Un creciente porcentaje de chilenos considera que no existe una edad límite para que sus hijos continúen viviendo en el hogar familiar, revelando una tendencia cultural arraigada y las nuevas realidades económicas que enfrentan los jóvenes en el país. Según la última encuesta de la Universidad de los Andes, un 37,2% de los consultados no establece un tope de edad para esta convivencia, cifra que asciende a un 41,2% entre las mujeres.
El estudio, denominado Situación habitacional de los chilenos , pone de manifiesto un cambio en la dinámica familiar tradicional, donde la independencia económica y la formación de un nuevo hogar se postergan cada vez más. Si bien la mayoría no fija un límite, aquellos que sí lo hacen, lo ubican principalmente en dos rangos etarios: un 30,7% considera que lo ideal es que los hijos se independicen entre los 25 y 29 años, mientras que un 24,1% opina que lo adecuado es entre los 18 y 24 años.
La académica del Instituto de Ciencias de la Familia de la Uandes, Carmina Gilmore, explica que este fenómeno no es nuevo, sino que se ha ido consolidando con el tiempo. Son datos que sorprenden, pero es algo que vengo viendo hace mucho tiempo. Hay un patrón cultural que se repite: hay muchas familias que viven con sus hijos , afirma Gilmore. La académica destaca que esta práctica se ha convertido en una norma social, donde padres y abuelos ven la convivencia intergeneracional como una obligación bonita hacia sus descendientes.
La prolongación de la estadía de los hijos en el hogar parental está estrechamente ligada a las dificultades que enfrentan los jóvenes para insertarse en el mercado laboral y alcanzar la independencia económica. El estudio revela que muchos de estos jóvenes se encuentran estudiando, trabajando o recién egresados, y buscan en el hogar familiar un espacio seguro y de apoyo para construir su futuro.
Son jóvenes que están estudiando o trabajando, recién egresados, formando su colchón económico , explica Gilmore. En su percepción de adultos jóvenes que están empezando su vida, señalan abiertamente que ojalá puedan estar el máximo tiempo posible con sus padres porque están ahorrando para tener su primera vivienda, irse a vivir con amigos, comprar su primer automóvil o pagar nuevos estudios .
Esta situación, sin embargo, no está exenta de desafíos. La convivencia prolongada puede generar tensiones y conflictos dentro del hogar, especialmente en lo que respecta a la autonomía y la responsabilidad económica. El estudio de la Uandes señala que, a pesar de que muchos hijos adultos están trabajando y tienen ingresos propios, existe una reticencia por parte de las familias a solicitarles una contribución económica a los gastos del hogar.
Hay familias con varios hijos trabajando, profesionales, y no se atreven a decirles que aporten económicamente a la casa. Esa conversación en Chile no sucede. Cuesta hablar de dinero y aportar , subraya Gilmore. Esta dificultad para abordar temas financieros puede generar desequilibrios y resentimientos dentro de la familia, y dificultar la transición hacia la independencia de los hijos.
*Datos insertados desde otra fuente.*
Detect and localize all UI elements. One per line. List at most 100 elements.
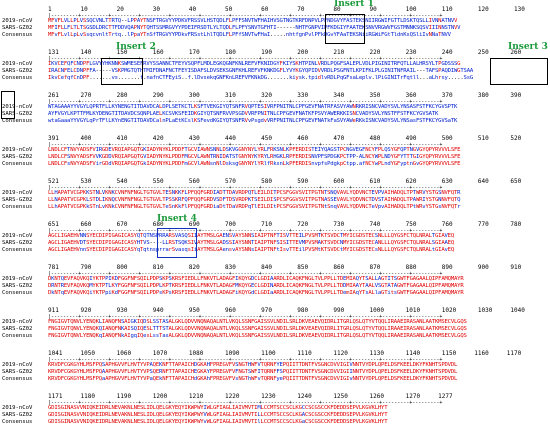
tick-ruler: |---------+---------+---------+---------… (48, 271, 443, 277)
tick-ruler: |---------+---------+---------+---------… (48, 228, 443, 234)
seq-consensus-residues: FNGIGVTQNVLYENQKqIANQFNkAIgqIQesLssTasAL… (48, 333, 467, 339)
seq-consensus-label: Consensus (2, 75, 33, 81)
position-scale: 1 10 20 30 40 50 60 70 80 90 100 110 120… (48, 6, 525, 13)
seq-consensus-label: Consensus (2, 419, 33, 425)
seq-sars-gz02-residues: IRACNFELCDNPFFA-----VSKPMGTQTHTMIFDNAFNC… (48, 68, 474, 74)
alignment-block: 1171 1180 1190 1200 1210 1220 1230 1240 … (0, 393, 550, 425)
seq-2019-ncov-label: 2019-nCoV (2, 61, 33, 67)
alignment-block: 131 140 150 160 170 180 190 200 210 220 … (0, 49, 550, 81)
insert-3-title: Insert 3 (508, 42, 548, 52)
insert-2-title: Insert 2 (116, 42, 156, 52)
seq-consensus-row: Consensus AGCLIGAEHVnnSYECDIPIGAGICASYqTq… (0, 247, 550, 254)
seq-2019-ncov-row: 2019-nCoV DKNTQEVFAQVKQIYKTPPIKDFGGFNFSQI… (0, 276, 550, 283)
seq-consensus-row: Consensus IkvCefqfCnDPF.......vs.......f.… (0, 75, 550, 82)
seq-sars-gz02-residues: FNGIGVTQNVLYENQKQIANQFNKAISQIQESLTTTSTAL… (48, 326, 467, 332)
seq-consensus-residues: IkvCefqfCnDPF.......vs.......f.nafnCTFEy… (48, 75, 474, 81)
tick-ruler: |---------+---------+---------+---------… (48, 99, 443, 105)
position-scale: 781 790 800 810 820 830 840 850 860 870 … (48, 264, 522, 271)
seq-consensus-residues: DkNTqEVFAQVKQiYKTPpiKdFGGFNFSQILPDPsKPsK… (48, 290, 464, 296)
seq-consensus-row: Consensus GDISGINASVVNIQKEIDRLNEVAKNLNESL… (0, 419, 550, 426)
seq-2019-ncov-row: 2019-nCoV FNGIGVTQNVLYENQKLIANQFNSAIGKIQD… (0, 319, 550, 326)
seq-sars-gz02-residues: GDISGINASVVNIQKEIDRLNEVAKNLNESLIDLQELGKY… (48, 412, 388, 418)
seq-2019-ncov-residues: LLHAPATVCGPKKSTNLVKNKCVNFNFNGLTGTGVLTESN… (48, 190, 461, 196)
seq-2019-ncov-label: 2019-nCoV (2, 276, 33, 282)
seq-consensus-row: Consensus LNDLCFsNVYADSFVirGDdVRQIAPGQTGk… (0, 161, 550, 168)
seq-consensus-residues: MFvFLvlLpLvSsqcvnltTrtq..lPpaYTnSfTRGVYY… (48, 32, 451, 38)
seq-2019-ncov-label: 2019-nCoV (2, 147, 33, 153)
seq-2019-ncov-label: 2019-nCoV (2, 104, 33, 110)
tick-ruler: |---------+---------+---------+---------… (48, 185, 443, 191)
seq-consensus-residues: wtaGaaaYYVGYLqPrTFlLKYnENGTITDAVDCalnPLa… (48, 118, 458, 124)
insert-3-box-continued (1, 91, 15, 119)
position-scale: 1171 1180 1190 1200 1210 1220 1230 1240 … (48, 393, 453, 400)
seq-consensus-row: Consensus wtaGaaaYYVGYLqPrTFlLKYnENGTITDA… (0, 118, 550, 125)
insert-4-title: Insert 4 (157, 214, 197, 224)
alignment-block: 1 10 20 30 40 50 60 70 80 90 100 110 120… (0, 6, 550, 38)
seq-sars-gz02-row: SARS-GZ02 DRNTREVFAQVKQMYKTPTLKYFGGFNFSQI… (0, 283, 550, 290)
seq-consensus-label: Consensus (2, 247, 33, 253)
seq-sars-gz02-label: SARS-GZ02 (2, 25, 33, 31)
seq-sars-gz02-label: SARS-GZ02 (2, 154, 33, 160)
seq-sars-gz02-row: SARS-GZ02 FNGIGVTQNVLYENQKQIANQFNKAISQIQE… (0, 326, 550, 333)
tick-ruler: |---------+---------+---------+---------… (48, 314, 443, 320)
seq-sars-gz02-row: SARS-GZ02 AGCLIGAEHVDTSYECDIPIGAGICASYHTV… (0, 240, 550, 247)
seq-sars-gz02-row: SARS-GZ02 GDISGINASVVNIQKEIDRLNEVAKNLNESL… (0, 412, 550, 419)
seq-consensus-residues: KRVDFCGKGYHLMSFPQaAPHGVVFLHVTYVPaQEkNFTT… (48, 376, 458, 382)
insert-3-box (490, 58, 548, 85)
seq-consensus-residues: LNDLCFsNVYADSFVirGDdVRQIAPGQTGkIADYNYKLP… (48, 161, 461, 167)
seq-2019-ncov-row: 2019-nCoV KRVDFCGKGYHLMSFPQSAPHGVVFLHVTYV… (0, 362, 550, 369)
alignment-block: 391 400 410 420 430 440 450 460 470 480 … (0, 135, 550, 167)
seq-consensus-row: Consensus KRVDFCGKGYHLMSFPQaAPHGVVFLHVTYV… (0, 376, 550, 383)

La encuesta también revela diferencias de género en la percepción sobre la edad ideal para la independencia. Las mujeres, en un 41,2% de los casos, son más propensas a considerar que no existe un límite de edad para que sus hijos vivan en casa, en comparación con los hombres. Esto podría estar relacionado con roles de género tradicionales, donde las mujeres son vistas como las principales cuidadoras y responsables del bienestar familiar.
En definitiva, el estudio de la Universidad de los Andes ofrece una radiografía de la realidad habitacional de los chilenos, y pone de manifiesto una tendencia creciente hacia la convivencia intergeneracional. Esta situación, si bien puede ofrecer beneficios tanto para los hijos como para los padres, también plantea desafíos que deben ser abordados de manera abierta y honesta, para garantizar una convivencia armoniosa y facilitar la transición hacia la independencia de los jóvenes.
La académica Gilmore enfatiza la importancia de establecer límites claros y expectativas realistas dentro del hogar, y de fomentar la comunicación abierta sobre temas financieros. Es fundamental que las familias hablen de dinero y de responsabilidades, para evitar conflictos y asegurar que todos los miembros se sientan valorados y respetados , concluye. La encuesta de la Uandes invita a reflexionar sobre los cambios en la dinámica familiar y a adaptar las prácticas tradicionales a las nuevas realidades sociales y económicas del país.